Online Program

Saturday, February 20
CS19 Big Data Tools Sat, Feb 20, 9:15 AM - 10:45 AM
Topaz

Machine Learning Variable Selection for Credit Risk Modeling (303147)

*Jie Chen, Wells Fargo 
Agus Sudjianto, Wells Fargo 

Keywords: credit risk modeling, machine learning, variable selection, filter methods, embedded methods, R, H2O, Aster, diagnosis tool, model validation

In financial institutions, variable selection for credit risk modeling requires consistency in economic theory and business intuition. However, hundreds of irrelevant and redundant variables, various transformations, and large amounts of loan level consumer data make the variable selection challenging. Various powerful machine learning variable selection methods are being introduced as diagnosis tools to support model validation activities and independent testing. These methods are typically categorized into filter, wrapper and embedded methods.
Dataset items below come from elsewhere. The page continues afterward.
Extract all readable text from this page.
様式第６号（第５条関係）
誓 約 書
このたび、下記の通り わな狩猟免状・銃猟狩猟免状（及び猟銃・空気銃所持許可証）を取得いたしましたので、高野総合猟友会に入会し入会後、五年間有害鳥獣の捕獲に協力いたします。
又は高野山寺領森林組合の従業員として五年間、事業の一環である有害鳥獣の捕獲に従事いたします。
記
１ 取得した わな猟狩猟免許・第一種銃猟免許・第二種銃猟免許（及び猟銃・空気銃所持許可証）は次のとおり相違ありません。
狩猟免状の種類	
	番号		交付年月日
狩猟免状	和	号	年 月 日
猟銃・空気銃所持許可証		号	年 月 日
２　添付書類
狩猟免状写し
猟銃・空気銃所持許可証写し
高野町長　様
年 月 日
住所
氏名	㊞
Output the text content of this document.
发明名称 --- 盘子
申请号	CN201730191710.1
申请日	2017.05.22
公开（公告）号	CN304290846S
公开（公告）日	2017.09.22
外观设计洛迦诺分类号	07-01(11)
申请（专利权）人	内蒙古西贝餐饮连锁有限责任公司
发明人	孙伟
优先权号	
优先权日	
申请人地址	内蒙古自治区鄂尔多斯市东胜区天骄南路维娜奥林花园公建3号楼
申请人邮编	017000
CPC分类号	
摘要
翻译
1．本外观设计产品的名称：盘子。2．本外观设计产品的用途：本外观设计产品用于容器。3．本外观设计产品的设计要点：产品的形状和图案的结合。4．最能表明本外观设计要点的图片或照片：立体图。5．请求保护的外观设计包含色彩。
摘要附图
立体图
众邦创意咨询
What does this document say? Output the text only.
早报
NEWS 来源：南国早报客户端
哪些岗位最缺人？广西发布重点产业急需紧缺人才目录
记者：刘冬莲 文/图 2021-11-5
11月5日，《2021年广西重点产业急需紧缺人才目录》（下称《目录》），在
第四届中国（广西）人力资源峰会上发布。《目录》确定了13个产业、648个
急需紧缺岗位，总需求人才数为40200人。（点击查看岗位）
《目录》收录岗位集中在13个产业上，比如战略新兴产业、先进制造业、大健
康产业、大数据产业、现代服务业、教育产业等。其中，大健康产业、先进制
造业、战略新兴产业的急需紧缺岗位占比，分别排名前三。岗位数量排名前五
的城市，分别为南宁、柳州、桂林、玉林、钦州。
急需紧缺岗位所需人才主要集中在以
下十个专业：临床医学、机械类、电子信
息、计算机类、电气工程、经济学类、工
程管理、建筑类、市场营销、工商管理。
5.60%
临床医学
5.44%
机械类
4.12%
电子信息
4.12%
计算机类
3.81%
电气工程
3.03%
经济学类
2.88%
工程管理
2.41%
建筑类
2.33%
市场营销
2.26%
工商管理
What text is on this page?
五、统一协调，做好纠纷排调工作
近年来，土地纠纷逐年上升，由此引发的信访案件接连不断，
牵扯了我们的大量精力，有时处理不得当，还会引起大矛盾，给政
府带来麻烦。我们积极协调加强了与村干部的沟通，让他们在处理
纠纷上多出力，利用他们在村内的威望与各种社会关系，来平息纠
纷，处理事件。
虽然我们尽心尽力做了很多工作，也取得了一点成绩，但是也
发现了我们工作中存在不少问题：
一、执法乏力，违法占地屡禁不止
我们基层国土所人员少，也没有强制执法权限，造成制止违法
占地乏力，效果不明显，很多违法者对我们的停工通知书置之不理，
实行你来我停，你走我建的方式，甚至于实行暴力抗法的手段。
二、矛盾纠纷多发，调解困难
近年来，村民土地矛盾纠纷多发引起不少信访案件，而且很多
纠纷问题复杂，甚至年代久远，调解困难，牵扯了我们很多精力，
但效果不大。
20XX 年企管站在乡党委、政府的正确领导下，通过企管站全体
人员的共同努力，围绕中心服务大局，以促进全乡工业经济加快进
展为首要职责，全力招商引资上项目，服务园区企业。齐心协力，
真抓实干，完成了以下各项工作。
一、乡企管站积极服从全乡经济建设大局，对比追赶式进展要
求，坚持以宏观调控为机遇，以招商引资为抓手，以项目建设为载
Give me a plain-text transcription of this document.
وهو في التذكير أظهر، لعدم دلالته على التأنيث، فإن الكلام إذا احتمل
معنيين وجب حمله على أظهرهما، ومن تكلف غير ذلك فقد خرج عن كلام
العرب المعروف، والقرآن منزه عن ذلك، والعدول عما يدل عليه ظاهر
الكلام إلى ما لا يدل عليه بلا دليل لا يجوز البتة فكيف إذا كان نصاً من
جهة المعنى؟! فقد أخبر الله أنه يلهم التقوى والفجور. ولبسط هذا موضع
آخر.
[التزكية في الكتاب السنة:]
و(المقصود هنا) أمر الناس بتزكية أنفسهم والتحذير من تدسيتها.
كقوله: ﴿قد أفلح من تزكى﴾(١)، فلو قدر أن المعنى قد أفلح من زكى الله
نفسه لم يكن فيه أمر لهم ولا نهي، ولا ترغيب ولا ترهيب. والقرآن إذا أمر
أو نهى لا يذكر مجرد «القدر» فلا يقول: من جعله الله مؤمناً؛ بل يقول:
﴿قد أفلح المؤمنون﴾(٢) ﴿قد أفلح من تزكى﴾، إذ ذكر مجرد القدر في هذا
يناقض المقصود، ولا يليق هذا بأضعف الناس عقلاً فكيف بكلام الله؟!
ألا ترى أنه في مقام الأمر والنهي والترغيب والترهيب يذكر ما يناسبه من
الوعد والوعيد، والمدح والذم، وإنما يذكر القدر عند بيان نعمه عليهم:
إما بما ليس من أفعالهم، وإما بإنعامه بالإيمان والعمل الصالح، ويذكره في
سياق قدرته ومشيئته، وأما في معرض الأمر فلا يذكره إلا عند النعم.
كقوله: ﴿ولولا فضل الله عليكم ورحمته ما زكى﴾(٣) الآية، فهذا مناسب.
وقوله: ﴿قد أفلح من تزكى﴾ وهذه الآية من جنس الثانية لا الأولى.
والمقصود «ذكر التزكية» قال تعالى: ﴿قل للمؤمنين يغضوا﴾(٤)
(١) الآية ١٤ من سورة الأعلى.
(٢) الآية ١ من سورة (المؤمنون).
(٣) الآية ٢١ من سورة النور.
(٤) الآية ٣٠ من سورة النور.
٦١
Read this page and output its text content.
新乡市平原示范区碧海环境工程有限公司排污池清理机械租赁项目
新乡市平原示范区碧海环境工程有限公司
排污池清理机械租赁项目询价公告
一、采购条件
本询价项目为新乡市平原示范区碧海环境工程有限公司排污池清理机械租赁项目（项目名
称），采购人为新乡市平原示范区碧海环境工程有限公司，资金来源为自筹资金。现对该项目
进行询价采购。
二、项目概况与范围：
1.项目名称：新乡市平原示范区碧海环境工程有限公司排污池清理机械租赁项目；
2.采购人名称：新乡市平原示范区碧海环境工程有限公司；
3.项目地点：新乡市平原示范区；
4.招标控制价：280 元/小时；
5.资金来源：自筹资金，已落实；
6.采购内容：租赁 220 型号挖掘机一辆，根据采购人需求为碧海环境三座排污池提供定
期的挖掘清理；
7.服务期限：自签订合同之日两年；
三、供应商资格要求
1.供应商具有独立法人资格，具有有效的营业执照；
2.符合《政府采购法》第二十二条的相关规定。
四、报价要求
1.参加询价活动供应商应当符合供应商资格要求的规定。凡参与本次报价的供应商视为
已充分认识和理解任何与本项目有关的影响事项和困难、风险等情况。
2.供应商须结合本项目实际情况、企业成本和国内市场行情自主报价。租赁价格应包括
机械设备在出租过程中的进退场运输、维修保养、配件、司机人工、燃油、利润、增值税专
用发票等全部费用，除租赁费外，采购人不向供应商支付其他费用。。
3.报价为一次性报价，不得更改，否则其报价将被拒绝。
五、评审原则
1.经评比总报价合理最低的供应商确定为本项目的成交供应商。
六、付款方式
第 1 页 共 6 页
We will implement the filter and embedded methods with actual big consumer data through computing engine, H2O, and analytical database, Aster. Our diagnosis tools will cover the following variable selection related functionalities: importance ranking, interaction selection, nonlinearity detection, hierarchical clustering with mutual information based correlation distance, and the study of the covariate correlation impact on the prediction based on mutual information decomposition.